Réputée sérieuse et vigilante, l’Association sénégalaise des utilisateurs des technologies de l’information et de la communication (Asutic) dit souscrire «à l’objectif du gouvernement visant à donner un cadre juridique spécifique aux mesures nécessaires pour contenir la propagation du virus Covid-19 afin d’éviter une catastrophe sanitaire au Sénégal», peut-on lire dans un communiqué daté du 5 avril. Néanmoins, elle ne saurait accepter un travestissement de l’état d’urgence.
Membre d’une coalition mondiale pour le respect des droits humains en période de pandémie du coronavirus, l’Asutic appelle à la mobilisation citoyenne contre les risques contenus dans une loi d’habilitation qui donne au Président de la République des pouvoirs «exorbitants» alors qu’il en avait déjà «trop». Un phénomène qui s’était renforcé avec la suppression du poste de Premier ministre en mai 2019.

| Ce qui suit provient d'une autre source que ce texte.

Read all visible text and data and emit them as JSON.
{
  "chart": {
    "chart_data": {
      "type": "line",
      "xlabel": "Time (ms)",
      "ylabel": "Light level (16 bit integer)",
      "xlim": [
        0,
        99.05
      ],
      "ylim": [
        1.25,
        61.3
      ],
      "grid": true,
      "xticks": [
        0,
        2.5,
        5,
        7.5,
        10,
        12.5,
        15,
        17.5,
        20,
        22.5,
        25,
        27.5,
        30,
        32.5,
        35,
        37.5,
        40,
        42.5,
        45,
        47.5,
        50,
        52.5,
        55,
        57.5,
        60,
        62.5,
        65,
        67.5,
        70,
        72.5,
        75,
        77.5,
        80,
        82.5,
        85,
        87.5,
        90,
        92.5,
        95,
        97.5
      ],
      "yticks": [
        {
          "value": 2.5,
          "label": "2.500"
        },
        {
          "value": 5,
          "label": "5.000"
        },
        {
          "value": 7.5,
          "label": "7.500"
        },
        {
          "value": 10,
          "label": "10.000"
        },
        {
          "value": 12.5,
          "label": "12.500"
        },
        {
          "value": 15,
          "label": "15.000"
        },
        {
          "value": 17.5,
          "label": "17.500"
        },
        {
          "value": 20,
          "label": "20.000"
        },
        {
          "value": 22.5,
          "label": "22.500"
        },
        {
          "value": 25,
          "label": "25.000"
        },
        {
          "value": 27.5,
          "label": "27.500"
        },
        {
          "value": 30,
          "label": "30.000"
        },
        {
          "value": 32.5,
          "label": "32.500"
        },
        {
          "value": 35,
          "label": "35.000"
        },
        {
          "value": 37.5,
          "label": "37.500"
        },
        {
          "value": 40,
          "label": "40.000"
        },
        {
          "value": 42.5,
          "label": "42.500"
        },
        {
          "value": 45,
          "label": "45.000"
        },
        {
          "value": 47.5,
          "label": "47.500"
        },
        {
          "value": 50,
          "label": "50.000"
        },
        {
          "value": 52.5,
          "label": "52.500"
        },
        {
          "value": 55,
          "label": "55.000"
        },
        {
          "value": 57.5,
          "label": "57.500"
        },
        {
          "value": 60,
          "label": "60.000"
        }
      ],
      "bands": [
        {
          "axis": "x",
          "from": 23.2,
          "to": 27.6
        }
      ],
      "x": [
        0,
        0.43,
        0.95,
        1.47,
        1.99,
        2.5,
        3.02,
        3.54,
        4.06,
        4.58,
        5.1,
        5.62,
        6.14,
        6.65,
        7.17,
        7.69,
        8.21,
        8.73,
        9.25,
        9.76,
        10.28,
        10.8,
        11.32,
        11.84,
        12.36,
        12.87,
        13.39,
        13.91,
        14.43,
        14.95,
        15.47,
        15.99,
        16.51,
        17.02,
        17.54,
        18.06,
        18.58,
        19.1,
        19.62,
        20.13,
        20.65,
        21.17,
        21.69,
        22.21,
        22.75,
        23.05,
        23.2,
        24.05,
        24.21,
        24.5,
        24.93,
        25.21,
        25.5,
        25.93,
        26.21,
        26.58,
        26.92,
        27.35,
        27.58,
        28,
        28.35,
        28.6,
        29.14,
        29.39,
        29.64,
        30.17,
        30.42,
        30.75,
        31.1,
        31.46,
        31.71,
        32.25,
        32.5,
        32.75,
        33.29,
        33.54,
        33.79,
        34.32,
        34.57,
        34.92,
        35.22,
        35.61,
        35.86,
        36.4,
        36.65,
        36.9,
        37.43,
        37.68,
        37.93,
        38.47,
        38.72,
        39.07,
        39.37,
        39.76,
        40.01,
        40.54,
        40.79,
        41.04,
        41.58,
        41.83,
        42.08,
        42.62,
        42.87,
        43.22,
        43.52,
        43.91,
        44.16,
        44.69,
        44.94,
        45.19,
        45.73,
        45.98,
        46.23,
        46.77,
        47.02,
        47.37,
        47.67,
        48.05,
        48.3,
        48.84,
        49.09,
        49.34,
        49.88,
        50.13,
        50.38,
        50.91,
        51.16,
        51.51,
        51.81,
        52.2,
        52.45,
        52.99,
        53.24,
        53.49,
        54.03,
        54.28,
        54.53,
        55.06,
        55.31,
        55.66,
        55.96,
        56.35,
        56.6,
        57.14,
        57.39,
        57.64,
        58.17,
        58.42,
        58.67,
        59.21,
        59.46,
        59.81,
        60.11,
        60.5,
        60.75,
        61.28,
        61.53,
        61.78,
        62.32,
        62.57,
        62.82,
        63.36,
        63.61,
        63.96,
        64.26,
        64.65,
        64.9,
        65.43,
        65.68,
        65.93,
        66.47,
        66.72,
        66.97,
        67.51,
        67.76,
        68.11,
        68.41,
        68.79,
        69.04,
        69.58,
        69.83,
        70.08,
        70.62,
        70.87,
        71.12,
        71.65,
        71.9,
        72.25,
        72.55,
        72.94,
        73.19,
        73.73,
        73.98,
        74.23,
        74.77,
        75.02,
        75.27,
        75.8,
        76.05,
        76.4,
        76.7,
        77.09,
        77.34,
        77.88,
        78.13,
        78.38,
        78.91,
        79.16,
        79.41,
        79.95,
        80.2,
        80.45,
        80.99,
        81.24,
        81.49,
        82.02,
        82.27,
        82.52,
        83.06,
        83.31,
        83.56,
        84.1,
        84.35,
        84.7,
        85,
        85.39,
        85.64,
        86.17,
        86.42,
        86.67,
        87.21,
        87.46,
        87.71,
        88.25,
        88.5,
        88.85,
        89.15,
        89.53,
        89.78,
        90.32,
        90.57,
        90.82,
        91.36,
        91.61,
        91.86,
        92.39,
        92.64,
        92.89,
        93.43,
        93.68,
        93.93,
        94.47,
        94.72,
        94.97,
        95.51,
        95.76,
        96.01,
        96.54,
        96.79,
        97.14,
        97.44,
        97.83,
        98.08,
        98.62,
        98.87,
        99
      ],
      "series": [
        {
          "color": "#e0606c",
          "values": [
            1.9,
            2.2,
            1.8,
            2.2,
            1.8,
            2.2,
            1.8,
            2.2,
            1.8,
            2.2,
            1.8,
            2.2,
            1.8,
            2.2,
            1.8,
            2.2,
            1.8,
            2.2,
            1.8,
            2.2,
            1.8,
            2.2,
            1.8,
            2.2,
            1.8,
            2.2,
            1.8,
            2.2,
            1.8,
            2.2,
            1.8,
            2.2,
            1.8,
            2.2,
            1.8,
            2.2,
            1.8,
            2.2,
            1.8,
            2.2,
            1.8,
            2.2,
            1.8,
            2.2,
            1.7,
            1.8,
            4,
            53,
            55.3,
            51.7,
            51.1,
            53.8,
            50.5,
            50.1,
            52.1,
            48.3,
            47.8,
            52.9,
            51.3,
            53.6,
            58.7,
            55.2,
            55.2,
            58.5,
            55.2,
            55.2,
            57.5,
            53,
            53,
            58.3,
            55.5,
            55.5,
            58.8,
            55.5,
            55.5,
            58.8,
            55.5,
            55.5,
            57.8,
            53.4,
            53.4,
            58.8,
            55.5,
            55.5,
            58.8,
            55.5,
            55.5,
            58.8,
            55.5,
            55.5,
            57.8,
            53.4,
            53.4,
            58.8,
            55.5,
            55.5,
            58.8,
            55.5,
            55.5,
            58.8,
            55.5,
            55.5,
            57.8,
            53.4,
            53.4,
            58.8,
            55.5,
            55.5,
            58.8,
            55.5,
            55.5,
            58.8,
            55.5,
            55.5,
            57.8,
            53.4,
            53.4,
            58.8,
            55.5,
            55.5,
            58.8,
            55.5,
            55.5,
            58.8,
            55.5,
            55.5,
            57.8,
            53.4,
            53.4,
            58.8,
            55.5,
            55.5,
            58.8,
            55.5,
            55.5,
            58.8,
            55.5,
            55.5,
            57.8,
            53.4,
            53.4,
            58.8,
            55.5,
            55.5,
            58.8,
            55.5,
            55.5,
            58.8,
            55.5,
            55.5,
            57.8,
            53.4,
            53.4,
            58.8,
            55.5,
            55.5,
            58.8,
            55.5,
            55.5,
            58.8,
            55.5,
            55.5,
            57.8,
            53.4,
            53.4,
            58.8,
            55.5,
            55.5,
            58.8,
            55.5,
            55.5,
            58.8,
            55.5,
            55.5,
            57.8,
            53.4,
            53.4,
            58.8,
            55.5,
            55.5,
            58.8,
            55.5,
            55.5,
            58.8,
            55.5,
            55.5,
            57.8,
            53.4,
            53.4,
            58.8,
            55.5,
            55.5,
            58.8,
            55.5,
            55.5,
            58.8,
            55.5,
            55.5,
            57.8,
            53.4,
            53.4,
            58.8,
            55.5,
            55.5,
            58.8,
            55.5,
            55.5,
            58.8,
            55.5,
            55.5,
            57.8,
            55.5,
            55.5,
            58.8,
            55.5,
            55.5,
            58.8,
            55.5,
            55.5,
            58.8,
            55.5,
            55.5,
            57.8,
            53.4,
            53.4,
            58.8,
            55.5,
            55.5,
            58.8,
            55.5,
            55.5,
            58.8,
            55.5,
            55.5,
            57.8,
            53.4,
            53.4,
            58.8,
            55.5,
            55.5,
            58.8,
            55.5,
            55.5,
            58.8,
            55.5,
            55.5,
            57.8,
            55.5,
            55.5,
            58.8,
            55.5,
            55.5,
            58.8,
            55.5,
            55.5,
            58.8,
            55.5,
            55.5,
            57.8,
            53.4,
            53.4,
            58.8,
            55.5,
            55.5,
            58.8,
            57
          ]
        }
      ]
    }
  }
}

«L’État policier n’est plus une perspective lointaine, il pourrait s’instaurer au Sénégal si nous ne lui fermons pas la porte. (…) Dans un État de droit, la mise en œuvre d’un régime d’exception attentatoire aux libertés nécessite un contrôle démocratique», avertit encore l’Asutic.
«L’Assemblée nationale garde bel et bien son pouvoir de contrôle sur les activités du pouvoir exécutif. Et nous avons les outils pour faire ce contrôle. Avec la nouvelle Constitution de 2016 et en tant que vice-président, je serai moi-même chargé cette année d’effectuer le contrôle et l’évaluation des politiques publiques au Sénégal. Je le ferai avec le président de notre groupe parlementaire, le président de la commission des lois et des présidents de commission.»